Ensure that roughly 44% of the beads represent males, as this is the best estimate of the population proportion among immigrants to Madrid in the available data.
LESSON: Flint Water Crisis
Topic: Significance Test for One Proportion
Answer Key: PDF
Population Data: PDF
What we like about this lesson: it shows how citizen-driven-statistics can be used to effectively test claims made by public officials.
The EPA standard is a bit strange at first read (10% of homes having high-lead is “ok” according to the EPA?!). But it’s the real standard! And Flint clearly surpassed that threshold. So, try to avoid getting side-tracked into conversations about the standard itself. Such conversations won’t tend to hit lesson targets.
LESSON: Race-Resume Lesson
Topic: Significance Test for Two Proportions
Answer Key: PDF
Lakisha Resume: PDF
Emily Resume: PDF
What we like about this lesson: it demonstrates how causal inference about important issues is possible when experiments are well-designed.
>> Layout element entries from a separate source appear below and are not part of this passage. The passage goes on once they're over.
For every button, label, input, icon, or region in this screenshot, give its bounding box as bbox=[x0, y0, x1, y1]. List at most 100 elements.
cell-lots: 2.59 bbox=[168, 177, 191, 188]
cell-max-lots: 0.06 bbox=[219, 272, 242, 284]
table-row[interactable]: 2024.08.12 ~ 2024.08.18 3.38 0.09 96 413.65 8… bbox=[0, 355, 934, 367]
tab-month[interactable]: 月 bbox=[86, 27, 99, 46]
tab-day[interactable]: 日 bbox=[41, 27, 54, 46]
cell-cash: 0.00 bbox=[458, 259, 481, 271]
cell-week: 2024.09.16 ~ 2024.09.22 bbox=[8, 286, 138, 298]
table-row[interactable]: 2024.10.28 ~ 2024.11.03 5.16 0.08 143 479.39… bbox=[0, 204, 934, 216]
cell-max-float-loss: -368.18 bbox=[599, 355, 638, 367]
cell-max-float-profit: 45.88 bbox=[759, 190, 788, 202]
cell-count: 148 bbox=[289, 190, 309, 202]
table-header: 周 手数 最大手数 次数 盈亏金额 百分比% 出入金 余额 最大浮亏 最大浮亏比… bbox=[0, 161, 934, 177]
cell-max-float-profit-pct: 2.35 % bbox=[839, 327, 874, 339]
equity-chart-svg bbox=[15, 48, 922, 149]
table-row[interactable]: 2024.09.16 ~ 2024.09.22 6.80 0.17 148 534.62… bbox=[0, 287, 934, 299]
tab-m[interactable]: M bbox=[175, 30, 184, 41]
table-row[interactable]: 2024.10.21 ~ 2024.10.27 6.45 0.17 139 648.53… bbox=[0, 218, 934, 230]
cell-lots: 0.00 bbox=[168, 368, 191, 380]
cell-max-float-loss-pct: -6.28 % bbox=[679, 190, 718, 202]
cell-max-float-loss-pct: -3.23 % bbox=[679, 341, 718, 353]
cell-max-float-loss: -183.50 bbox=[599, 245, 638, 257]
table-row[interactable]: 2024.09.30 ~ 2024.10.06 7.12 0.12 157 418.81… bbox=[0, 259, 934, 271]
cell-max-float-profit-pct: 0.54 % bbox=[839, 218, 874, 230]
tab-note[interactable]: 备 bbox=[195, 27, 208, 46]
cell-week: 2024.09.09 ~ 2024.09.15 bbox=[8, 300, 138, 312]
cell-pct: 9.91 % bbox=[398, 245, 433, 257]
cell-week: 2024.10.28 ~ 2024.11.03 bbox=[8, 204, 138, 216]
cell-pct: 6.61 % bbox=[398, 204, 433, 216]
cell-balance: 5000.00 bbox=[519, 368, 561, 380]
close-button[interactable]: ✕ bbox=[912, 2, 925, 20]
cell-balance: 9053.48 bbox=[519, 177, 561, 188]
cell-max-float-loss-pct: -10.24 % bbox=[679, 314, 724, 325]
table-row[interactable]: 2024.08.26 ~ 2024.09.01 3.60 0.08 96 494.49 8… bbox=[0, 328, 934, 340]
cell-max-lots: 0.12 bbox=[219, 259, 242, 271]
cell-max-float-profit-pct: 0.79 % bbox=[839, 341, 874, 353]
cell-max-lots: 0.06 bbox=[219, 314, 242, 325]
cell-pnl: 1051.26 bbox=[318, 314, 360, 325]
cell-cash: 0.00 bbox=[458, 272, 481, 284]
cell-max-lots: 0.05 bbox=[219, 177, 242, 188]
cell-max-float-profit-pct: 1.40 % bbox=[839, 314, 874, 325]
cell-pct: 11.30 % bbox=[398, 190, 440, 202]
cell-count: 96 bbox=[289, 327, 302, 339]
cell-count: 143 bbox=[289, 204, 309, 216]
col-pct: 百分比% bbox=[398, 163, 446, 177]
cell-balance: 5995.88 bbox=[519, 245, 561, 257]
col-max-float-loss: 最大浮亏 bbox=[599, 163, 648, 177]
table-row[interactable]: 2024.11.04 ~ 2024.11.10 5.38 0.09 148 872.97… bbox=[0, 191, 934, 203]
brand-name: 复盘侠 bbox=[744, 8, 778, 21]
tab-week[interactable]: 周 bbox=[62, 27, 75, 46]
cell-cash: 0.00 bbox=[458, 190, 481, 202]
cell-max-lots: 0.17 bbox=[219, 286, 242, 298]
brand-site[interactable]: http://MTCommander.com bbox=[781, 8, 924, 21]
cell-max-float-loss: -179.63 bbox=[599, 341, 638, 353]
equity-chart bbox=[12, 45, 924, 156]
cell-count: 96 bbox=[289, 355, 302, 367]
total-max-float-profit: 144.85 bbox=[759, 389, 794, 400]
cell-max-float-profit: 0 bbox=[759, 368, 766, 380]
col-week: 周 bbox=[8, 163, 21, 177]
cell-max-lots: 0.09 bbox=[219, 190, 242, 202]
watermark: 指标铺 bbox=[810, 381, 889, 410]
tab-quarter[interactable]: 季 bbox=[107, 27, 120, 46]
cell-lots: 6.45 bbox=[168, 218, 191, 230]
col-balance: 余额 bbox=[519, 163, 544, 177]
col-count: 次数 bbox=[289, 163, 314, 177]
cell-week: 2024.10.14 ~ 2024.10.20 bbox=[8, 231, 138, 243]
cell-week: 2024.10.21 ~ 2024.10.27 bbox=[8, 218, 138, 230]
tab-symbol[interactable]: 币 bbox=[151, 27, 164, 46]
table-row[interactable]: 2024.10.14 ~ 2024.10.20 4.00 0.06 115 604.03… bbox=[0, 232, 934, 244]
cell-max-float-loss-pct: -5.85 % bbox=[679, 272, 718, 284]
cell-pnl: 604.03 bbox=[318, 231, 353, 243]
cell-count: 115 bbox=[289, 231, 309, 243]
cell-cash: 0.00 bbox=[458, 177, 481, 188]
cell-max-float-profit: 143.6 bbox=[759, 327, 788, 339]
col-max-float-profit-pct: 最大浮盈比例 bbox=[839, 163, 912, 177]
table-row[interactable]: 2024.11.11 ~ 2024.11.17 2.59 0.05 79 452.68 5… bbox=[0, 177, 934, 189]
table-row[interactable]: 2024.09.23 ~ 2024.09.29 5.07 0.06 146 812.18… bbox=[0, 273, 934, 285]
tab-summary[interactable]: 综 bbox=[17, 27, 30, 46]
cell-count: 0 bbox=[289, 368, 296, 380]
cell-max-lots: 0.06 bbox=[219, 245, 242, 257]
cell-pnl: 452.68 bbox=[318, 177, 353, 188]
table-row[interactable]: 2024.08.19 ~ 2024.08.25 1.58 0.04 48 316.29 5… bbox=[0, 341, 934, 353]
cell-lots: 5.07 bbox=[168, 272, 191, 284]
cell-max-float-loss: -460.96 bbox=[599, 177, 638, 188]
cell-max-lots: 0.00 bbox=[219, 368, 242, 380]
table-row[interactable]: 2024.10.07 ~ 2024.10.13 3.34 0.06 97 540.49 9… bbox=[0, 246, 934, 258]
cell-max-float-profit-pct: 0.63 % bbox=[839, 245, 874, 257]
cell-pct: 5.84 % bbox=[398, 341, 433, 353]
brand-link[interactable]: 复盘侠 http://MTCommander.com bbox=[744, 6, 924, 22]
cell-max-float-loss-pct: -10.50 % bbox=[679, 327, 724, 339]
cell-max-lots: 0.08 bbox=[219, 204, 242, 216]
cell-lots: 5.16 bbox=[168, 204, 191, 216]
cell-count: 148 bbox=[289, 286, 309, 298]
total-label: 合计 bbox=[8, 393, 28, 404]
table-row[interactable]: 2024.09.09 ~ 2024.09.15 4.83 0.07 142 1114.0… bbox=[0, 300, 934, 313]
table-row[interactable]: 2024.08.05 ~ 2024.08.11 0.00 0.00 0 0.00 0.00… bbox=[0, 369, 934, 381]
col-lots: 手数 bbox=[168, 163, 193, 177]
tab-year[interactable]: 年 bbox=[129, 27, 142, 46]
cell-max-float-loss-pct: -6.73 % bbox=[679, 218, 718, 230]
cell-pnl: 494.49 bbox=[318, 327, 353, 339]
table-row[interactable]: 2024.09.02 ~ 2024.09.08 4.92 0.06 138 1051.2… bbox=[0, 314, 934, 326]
Make sure to present the CVs to students under the framing of a real applicant to the math department of your school. Also, ensure assignment of CVs is random and that students evaluate the CVs independently. If doing this activity online, have students use a random number generator. Then, give them a link to the proper CV (as a PDF on Google Drive, for example) based on their random draw. Check out this example.
It probably won’t be possible to do this activity and the gender-CV activity in the same school year, since students will know what’s happening the second time. So, you’ll have to choose one!
It’s important to relate in-class results (whichever direction they end up) to results from the original study. Then, raise a discussion around generalizability: to which population are your class’s results generalizable? To which population are the original study’s results generalizable? How do both experiments influence your understanding of hiring discrimination?